Just after we went through security we saw two people sitting in those airport carts they use to shuffle people, usually but not exclusively with disabilities, around. I glanced at them because the gate was nearly half a kilometre, I know because the guy at check in told me, away. One of the carts had a step up on to it that would be impossible for me to manage, the other looked Goldilocks so I asked if I could get a ride. She nicely indicated for me to get on.

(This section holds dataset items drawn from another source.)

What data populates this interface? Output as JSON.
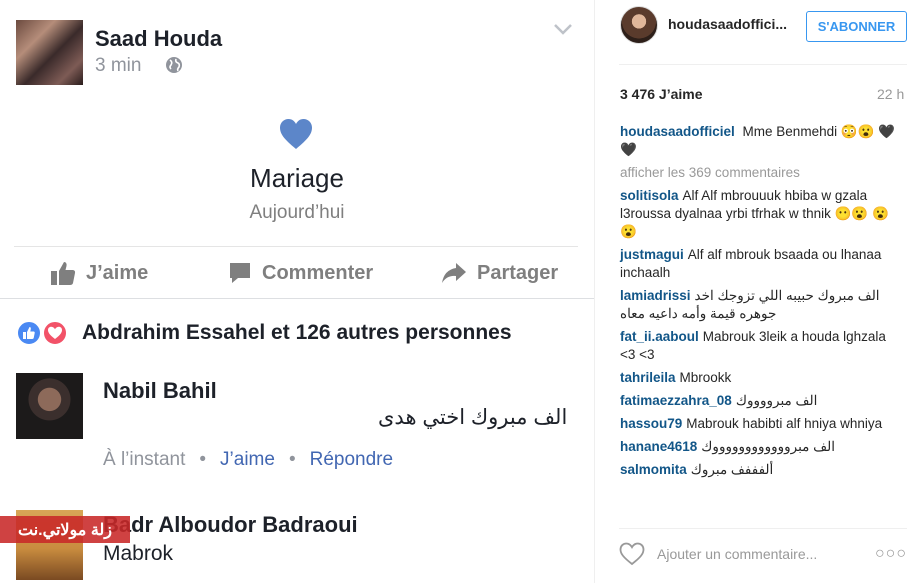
{
  "fb": {
    "author": "Saad Houda",
    "time": "3 min",
    "event_title": "Mariage",
    "event_sub": "Aujourd’hui",
    "actions": {
      "like": "J’aime",
      "comment": "Commenter",
      "share": "Partager"
    },
    "reactions_text": "Abdrahim Essahel et 126 autres personnes",
    "comment1": {
      "author": "Nabil Bahil",
      "text": "الف مبروك اختي هدى",
      "time": "À l’instant",
      "like": "J’aime",
      "reply": "Répondre"
    },
    "comment2": {
      "author": "Badr Alboudor Badraoui",
      "text": "Mabrok"
    },
    "watermark": "زلة مولاتي.نت"
  },
  "ig": {
    "username": "houdasaadoffici...",
    "follow": "S'ABONNER",
    "likes": "3 476 J’aime",
    "time": "22 h",
    "caption": {
      "user": "houdasaadofficiel",
      "text": "Mme Benmehdi 😳😮 🖤🖤"
    },
    "show_comments": "afficher les 369 commentaires",
    "comments": [
      {
        "user": "solitisola",
        "text": "Alf Alf mbrouuuk hbiba w gzala l3roussa dyalnaa yrbi tfrhak w thnik 😶😮 😮😮"
      },
      {
        "user": "justmagui",
        "text": "Alf alf mbrouk bsaada ou lhanaa inchaalh"
      },
      {
        "user": "lamiadrissi",
        "text": "الف مبروك حبيبه اللي تزوجك اخد جوهره قيمة وأمه داعيه معاه"
      },
      {
        "user": "fat_ii.aaboul",
        "text": "Mabrouk 3leik a houda lghzala <3 <3"
      },
      {
        "user": "tahrileila",
        "text": "Mbrookk"
      },
      {
        "user": "fatimaezzahra_08",
        "text": "الف مبرووووك"
      },
      {
        "user": "hassou79",
        "text": "Mabrouk habibti alf hniya whniya"
      },
      {
        "user": "hanane4618",
        "text": "الف مبرووووووووووووك"
      },
      {
        "user": "salmomita",
        "text": "ألفففف مبروك"
      }
    ],
    "add_comment": "Ajouter un commentaire...",
    "more": "○○○"
  },
  "colors": {
    "fb_blue": "#4267b2",
    "heart_blue": "#5c86c9",
    "ig_link": "#125688",
    "ig_follow": "#3897f0"
  }
}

I climbed on the back, the step being a little higher than I'm comfortable with but I got into place after only a little struggle. I asked the driver, before we took off, if she could drop me off where there weren't a lot of people as I don't like being stared at when I do simple things like transfer from cart to chair. She spoke English as a second language and didn't understand my request. I tried a second time. Still she was confused, "What are you asking me?" she asked.
The other driver was listening in on the conversation and drove his cart over and spoke to her in her own language. I saw understanding hit her face, "ohohohohohOhOhOhOhOHOHOHOHOHOHOHOH" then she nodded to me and said that she would be sure to be careful. We drove along leaving Joe way in the dust. He had my wheelchair so he just happily pushed it along. He seldomly pushes an empty wheelchair and he motored along with it.
When we got to the destination, the driver pulled over to the side and behind a column, "Here," she said in an accent fragrant with spice, "this is a place where there are no violent eyes." I was stunned at the turn of phase, at the accuracy of that phrase, when Joe came along. I got out of the cart and into the chair. We thanked her and made our way quickly to the gate area.
A few weeks ago I was doing a workshop with people with disabilities and a young woman came to ask me if being stared at was a kind of bullying. She'd been told that it wasn't and that she should be 'thankful for' the fact that they weren't calling her names. She was kind of mad at herself because she found the staring hurtful. She wanted to be away from the constant gawking. I told her that staring was just another form of social violence and that I understood what she meant.
I so wish I had had the term 'violent eyes' to give to her. I would love her to know that her feelings are a result of their behaviour NOT her disability and NOT her weakness.
It was nice being able to move, awkwardly and stiffly, from the cart to the chair in complete safety, without fear of the assault of violent eyes.